We now are going to build a new data set to plot on top of the map of Cary.  Optionally, you could filter out any values outside of [-78.85, -78.75] longitude and [35.76, 35.84] latitude.  But in this scenario there aren't too many data points once we've aggregated results (492), so it's not necessary to filter.

In [None]:
# We will now create a Cary map with a zoom of 13 and longitude and latitude around a fixed point.
carymap <- get_map(location = c(lon = -78.8, lat = 35.8), zoom = 13, maptype = "roadmap", scale = 2)

# TODO:  fill in ggmap with settings.  We want the same function calls as the wakemap example above,
# but fill in values from caryrestgrp instead of restgrp.
ggmap(carymap) +
  scale_fill_gradient(low="black",high="orange") +
  geom_text(data = caryrestgrp, aes(x=long, y=lat, fill = meanscore, label = round(meanscore, 1))) +
  geom_tile(data = caryrestgrp, aes(x=long, y=lat, alpha=1, fill=meanscore)) 
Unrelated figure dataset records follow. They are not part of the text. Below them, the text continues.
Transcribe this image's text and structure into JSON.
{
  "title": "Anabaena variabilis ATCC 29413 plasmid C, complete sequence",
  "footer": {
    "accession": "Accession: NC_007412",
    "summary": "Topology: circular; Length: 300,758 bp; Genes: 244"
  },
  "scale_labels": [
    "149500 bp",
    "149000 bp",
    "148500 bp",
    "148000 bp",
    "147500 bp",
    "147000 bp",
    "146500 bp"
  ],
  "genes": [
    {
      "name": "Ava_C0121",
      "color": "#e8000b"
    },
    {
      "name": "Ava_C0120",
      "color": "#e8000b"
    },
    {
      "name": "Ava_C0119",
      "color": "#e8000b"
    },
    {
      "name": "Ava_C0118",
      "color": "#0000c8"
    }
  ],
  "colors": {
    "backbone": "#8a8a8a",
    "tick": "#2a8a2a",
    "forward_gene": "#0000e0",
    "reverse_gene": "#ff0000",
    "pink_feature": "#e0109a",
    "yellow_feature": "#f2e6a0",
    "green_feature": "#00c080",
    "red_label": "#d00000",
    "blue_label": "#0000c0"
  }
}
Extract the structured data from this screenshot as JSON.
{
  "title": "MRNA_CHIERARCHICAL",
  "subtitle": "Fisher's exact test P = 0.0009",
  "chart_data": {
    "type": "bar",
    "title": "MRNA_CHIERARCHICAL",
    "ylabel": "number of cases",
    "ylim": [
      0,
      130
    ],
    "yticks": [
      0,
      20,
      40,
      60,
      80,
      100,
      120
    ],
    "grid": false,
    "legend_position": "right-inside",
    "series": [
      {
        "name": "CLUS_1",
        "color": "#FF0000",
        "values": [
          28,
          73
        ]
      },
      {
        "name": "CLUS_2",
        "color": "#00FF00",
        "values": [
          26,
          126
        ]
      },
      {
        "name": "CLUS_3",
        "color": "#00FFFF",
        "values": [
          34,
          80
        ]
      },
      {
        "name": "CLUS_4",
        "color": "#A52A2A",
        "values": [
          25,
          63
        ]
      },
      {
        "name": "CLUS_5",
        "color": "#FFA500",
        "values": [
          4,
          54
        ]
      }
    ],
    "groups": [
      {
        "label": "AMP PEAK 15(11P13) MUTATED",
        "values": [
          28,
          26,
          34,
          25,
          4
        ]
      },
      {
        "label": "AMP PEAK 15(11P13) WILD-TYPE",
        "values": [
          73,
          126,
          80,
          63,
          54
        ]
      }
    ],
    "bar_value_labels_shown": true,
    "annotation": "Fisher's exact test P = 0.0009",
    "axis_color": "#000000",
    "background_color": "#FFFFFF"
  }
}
This final exercise creates a heat map for just the Cary area.

**Your mission, should you choose to accept it:**

Now that you've gone through and solved several problems around filtering and displaying data, what else can you do?  Maybe focus on another part of town, maybe play around with some of the charting options.  Whatever you want to do, make sure to update the notebook!  Use Insert --> Insert Cell Below to add new cells.  Code blocks are runnble and perform actions, whereas Markdown blocks show text.